Texas football a Thanksgiving day tradition


Elisabeth Dillon

Football on Thanksgiving has been a Longhorn tradition for over 100 years. Last year, Texas played host to TCU and this year Texas Tech comes to town for a Turkey Day showdown.

Drew Lieberman

It’s Thanksgiving day, 1895. Macy’s is still nearly 30 years from starting its now-famous Thanksgiving Day Parade in New York. Texas athletics is more than a decade away from officially becoming the Longhorns.

On Thanksgiving day in 1895, Texas Varsity played its first Thanksgiving contest on the gridiron in a 38-0 win over San Antonio. Texas would play on Thanksgiving the next three years with a combined margin of victory of 68-4.

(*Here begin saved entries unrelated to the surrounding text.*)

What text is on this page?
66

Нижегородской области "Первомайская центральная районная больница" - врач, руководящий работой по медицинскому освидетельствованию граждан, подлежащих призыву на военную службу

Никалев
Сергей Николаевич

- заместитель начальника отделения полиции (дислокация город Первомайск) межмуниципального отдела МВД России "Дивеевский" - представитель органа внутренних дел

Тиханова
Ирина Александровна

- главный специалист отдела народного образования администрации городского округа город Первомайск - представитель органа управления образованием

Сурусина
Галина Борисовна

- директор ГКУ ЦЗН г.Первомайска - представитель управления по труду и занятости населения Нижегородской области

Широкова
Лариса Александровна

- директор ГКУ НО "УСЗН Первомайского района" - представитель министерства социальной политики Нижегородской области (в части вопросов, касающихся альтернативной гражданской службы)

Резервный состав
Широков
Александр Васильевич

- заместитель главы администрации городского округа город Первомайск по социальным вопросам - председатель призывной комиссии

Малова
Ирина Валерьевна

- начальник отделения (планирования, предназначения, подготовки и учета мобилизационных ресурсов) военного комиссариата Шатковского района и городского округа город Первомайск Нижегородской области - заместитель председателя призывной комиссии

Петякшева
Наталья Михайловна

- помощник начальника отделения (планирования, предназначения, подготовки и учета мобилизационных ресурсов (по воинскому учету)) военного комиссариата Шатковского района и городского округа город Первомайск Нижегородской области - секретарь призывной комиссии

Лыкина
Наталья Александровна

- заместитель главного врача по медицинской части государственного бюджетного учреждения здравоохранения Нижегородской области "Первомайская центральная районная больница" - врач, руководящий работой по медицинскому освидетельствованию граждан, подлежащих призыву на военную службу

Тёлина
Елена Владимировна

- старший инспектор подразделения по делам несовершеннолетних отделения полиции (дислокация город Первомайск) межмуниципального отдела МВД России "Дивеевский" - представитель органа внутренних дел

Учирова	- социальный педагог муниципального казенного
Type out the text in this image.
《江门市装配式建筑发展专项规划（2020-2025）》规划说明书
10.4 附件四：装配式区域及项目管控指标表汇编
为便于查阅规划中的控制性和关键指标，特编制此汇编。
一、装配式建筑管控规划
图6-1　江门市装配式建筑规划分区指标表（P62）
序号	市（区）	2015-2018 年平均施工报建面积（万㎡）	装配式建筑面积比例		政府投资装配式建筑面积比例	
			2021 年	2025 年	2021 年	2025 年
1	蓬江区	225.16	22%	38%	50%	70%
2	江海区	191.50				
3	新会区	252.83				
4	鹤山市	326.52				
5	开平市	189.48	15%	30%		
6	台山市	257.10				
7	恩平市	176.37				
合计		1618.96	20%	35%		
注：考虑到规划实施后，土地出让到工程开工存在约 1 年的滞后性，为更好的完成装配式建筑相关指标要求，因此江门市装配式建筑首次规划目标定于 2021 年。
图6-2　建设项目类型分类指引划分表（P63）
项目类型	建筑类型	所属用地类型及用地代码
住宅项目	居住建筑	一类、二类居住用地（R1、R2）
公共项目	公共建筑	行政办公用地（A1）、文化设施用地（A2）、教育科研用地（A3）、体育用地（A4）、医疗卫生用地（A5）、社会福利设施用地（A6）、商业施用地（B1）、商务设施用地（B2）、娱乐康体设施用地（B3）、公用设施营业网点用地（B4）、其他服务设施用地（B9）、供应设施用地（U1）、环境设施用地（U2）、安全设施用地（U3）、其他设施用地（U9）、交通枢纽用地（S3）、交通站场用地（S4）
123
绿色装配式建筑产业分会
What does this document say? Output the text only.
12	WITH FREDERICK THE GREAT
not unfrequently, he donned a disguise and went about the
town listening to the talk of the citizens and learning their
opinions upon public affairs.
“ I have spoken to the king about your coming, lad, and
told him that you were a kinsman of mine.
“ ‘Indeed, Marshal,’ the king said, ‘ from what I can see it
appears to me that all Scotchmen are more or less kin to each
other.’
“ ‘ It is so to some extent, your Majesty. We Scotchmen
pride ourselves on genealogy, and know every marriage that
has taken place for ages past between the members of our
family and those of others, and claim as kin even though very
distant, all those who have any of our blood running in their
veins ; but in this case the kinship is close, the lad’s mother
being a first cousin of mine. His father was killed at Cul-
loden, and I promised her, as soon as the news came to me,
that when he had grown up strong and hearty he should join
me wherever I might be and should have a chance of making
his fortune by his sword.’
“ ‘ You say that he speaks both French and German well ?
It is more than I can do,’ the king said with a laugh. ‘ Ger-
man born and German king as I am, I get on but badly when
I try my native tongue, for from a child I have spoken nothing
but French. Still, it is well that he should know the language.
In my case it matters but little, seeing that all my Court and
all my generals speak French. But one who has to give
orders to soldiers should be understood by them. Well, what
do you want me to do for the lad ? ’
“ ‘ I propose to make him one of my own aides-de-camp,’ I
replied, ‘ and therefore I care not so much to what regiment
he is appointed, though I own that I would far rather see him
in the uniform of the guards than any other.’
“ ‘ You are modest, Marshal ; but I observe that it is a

Following the turn of the century, Texas took on Texas A&M on Thanksgiving in 1901 with Varsity winning 32-0. The next year, A&M emerged victorious, beating Texas 12-0. The two programs played each other on Thanksgiving five times from 1901 to 1909. In 1918, the Longhorns and Aggies began frequently playing each other on Thanksgiving, with Texas going 16-8-3 in 27 Thanksgiving contests over the next 32 years.

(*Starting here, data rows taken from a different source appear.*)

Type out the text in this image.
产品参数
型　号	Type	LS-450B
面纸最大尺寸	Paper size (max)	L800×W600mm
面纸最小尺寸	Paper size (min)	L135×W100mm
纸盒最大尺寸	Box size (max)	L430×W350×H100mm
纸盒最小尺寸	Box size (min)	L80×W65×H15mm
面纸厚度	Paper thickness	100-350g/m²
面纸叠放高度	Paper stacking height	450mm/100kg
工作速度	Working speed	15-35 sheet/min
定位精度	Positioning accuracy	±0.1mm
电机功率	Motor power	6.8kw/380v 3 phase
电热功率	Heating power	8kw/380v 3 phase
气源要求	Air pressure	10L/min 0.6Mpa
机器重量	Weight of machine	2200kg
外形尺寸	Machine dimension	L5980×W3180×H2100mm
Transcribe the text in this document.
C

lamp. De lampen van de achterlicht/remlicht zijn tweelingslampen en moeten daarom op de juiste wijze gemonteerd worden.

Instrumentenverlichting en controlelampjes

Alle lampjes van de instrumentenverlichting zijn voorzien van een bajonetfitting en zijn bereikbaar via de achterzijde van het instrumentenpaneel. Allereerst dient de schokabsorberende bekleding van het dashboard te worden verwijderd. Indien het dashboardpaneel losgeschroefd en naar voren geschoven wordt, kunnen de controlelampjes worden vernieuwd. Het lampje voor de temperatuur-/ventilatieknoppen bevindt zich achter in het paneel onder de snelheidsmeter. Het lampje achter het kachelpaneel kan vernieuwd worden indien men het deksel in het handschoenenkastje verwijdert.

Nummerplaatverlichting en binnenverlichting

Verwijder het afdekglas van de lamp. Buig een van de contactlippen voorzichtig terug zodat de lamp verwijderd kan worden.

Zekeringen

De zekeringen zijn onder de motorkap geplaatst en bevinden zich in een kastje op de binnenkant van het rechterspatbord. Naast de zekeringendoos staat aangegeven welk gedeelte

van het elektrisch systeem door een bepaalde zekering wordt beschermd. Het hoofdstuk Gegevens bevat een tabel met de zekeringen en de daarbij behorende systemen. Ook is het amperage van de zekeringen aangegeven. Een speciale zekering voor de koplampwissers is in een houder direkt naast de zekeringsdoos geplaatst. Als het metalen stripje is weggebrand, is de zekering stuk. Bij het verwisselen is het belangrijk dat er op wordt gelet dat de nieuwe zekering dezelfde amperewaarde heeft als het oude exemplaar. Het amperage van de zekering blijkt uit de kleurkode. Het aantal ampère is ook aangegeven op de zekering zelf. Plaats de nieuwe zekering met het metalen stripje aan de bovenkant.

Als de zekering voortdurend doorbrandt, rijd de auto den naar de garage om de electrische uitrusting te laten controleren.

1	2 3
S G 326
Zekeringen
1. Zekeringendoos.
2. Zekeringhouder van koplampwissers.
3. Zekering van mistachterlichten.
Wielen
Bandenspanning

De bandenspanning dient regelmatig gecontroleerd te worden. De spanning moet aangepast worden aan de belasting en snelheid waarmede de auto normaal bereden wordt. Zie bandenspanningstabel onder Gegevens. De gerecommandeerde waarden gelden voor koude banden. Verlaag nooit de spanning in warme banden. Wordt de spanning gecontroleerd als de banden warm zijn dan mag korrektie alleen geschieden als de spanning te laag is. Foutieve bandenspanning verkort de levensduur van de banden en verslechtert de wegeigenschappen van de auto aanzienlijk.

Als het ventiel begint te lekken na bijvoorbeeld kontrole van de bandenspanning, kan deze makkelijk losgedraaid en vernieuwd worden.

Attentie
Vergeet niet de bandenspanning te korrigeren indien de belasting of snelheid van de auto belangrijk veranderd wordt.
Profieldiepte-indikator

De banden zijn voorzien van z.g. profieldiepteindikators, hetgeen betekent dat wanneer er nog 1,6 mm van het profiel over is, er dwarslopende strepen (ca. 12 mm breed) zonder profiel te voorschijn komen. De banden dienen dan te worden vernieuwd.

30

In 1952, following a few contests not on Thanksgiving, the two programs resumed play with Texas winning 14 out of the next 15 Turkey Day games — including the series’ longest win streak of 10 games, from 1957-1966. A&M countered with seven straight Thanksgiving Day victories starting in 1985 and 10 of 11 overall from 1984-1994, before the series was moved to the day after Thanksgiving because of both schools moving into the Big 12.

It wasn’t until 2008 that the Longhorns and Aggies moved back to Thanksgiving play, after which Texas took three of four before the Aggies left the Big 12 in favor of the SEC. In the Longhorns’ three victories over this span, quarterbacks Colt and Case McCoy took care of the football with the Longhorns only throwing one interception on a trick pass by a wide receiver. In these three contests, the Longhorns scored eight times through the ground to A&M’s lone rushing touchdown. In Thanksgiving victories under Mack Brown, the defense allows more points per game in victories (24) than in defeats (22.00). Stopping the run has been crucial for success on Thanksgiving for Texas, which allowed 227.5 rushing yards per loss as opposed to 90 yards in wins.

The biggest problem in the losses is poor offensive play from the Longhorns, who turn the ball over four times per game in losses (only once per win), leading to scoring only 15 points per game in losses compared to 42 points in victories.

The Texas defense seems to have things together when it doesn’t have to face an opponent that runs its quarterback often. This week, expect Texas Tech to test the defense by running with quarterback Baker Mayfield. Texas should be able to win the game against the reeling Red Raiders. But if they can’t stop Mayfield on the ground, the result will be similar to Thanksgiving last season.